Umman Sultanı, Amerikalılara Suriyelilerin Maskat'ta onlarla gizlice görüşmeyi kabul ettiğini bildirdi. Taraflar, Umman'ın arabuluculuğuyla, her iki tarafın gündemde görüşülmesini istediği konuları belirtmesi ve diğerinin itiraz etme hakkı olmaması konusunda anlaştı. Geriye sadece iki heyet üyeleri üzerinde anlaşmaya varmak kalmıştı.
Batılı bir yetkili: Esad'ın müzakerelerin iki eşit rakip arasında gerçekleştiğini düşündüğü anlaşılıyor
Amerikan tarafı, Ummanlılara heyetlerinin üst düzey olacağını ve başkanlığını Orta Doğu İşleri Başkanı Yardımcısı Brett McGurk'ün yapacağını bildirdi.
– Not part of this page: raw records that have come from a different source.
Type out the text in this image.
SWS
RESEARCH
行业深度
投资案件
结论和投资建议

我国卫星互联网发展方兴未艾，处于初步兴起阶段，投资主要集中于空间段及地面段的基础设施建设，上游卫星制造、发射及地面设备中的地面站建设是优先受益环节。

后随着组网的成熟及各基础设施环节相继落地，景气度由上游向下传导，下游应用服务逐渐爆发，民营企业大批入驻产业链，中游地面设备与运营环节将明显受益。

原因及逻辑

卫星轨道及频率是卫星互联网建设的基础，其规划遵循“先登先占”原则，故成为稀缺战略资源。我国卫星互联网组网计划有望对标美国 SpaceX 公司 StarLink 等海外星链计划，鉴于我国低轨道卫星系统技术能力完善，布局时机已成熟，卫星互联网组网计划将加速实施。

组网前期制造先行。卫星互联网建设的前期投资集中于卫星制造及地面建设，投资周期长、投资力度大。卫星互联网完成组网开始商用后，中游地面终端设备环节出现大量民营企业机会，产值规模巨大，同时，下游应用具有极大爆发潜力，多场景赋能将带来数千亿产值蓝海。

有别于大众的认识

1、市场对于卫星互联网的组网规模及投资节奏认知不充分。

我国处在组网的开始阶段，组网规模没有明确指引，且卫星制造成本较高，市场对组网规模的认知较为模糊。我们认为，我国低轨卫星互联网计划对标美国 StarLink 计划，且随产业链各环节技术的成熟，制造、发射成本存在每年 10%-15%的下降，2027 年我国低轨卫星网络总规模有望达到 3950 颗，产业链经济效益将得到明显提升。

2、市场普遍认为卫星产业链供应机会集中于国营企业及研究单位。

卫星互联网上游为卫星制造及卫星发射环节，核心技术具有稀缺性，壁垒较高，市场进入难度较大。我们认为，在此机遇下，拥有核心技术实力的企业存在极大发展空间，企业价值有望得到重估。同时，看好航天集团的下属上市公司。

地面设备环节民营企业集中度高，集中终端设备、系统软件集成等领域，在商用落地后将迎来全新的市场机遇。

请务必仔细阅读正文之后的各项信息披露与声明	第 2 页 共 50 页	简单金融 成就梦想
Heyette ayrıca Ulusal Güvenlik İşleri Başkanı Yardımcısı Joshua Geltzer ve ABD hükümetinden beş üye daha yer alacaktı: Dışişleri Bakanlığı, Savunma Bakanlığı, İç Güvenlik Bakanlığı ve Merkezi İstihbarat Teşkilatı (CIA).
McGurk, Biden yönetiminde üst düzey bir yetkiliydi, Ulusal Güvenlik Danışmanı Jake Sullivan'a yakındı ve Başkan Biden'ın güvendiği bir sırdaşıydı. Ortadoğu'yu sık sık ziyaret ediyor, İsrail Başbakanı Binyamin Netanyahu ve diğer Arap ve bölge liderleriyle görüşmelerde bulunuyordu. Joshua Geltzer, hem Beyaz Saray'ın hem de Ulusal Güvenlik Konseyi'nin terör stratejisti ve hukuk danışmanıydı.
Amerikalılar doğal olarak Suriyelilerin üst düzey bir heyet göndermesini bekliyordu; heyetin içinde Suriye istihbarat başkanı, dışişleri bakan yardımcısı, cumhurbaşkanı danışmanı veya üst düzey bir askeri komutan olabilirdi. Esad'ın, Suriye heyetinin Büyükelçi İmad Mustafa başkanlığında (Washington'daki görevinin ardından Çin'deki büyükelçilik görevinden döndükten sonra Diplomatik Enstitü müdürlüğüne atanan) kurulması ve heyette Suriye güvenlik servislerinden iki üyenin, Tuğgeneral Samer Breidi ve Tuğgeneral Majid İbrahim'in yer alması kararı. Batılı bir yetkili, "Bu seçim, her bakımdan Muscat ve Washington için bir sürprizdi. Suriye heyetinin üyeleri ile dünyanın süper gücü olan Amerikan heyetinin pozisyonları arasında eşitlik veya orantılılık yoktu." dedi.
Suriye'den bir belgeye göre, Mikdad "Esad kendisine kararını bildirdiğinde mahcup oldu. Esad'a Suriye heyetinin yapısının akıllıca olmadığını nasıl açıklayacaktı? Mustafa heyetin kurulması kararından haberdar edildiğinde, hemen yanıt vererek Amerikan zihniyetini iyi anladığını ve deneyimi ve diplomatik geçmişi ne olursa olsun, Diplomatik Enstitü müdürü başkanlığında ve Suriye güvenlik servislerinde iki bilinmeyen tuğgeneralin de yer aldığı bir heyet göndermenin bu diyaloğa karşı açık bir küçümseme ifadesi ve bunu ciddiye almamanın bir başarısızlığı olarak değerlendirileceğini söyledi."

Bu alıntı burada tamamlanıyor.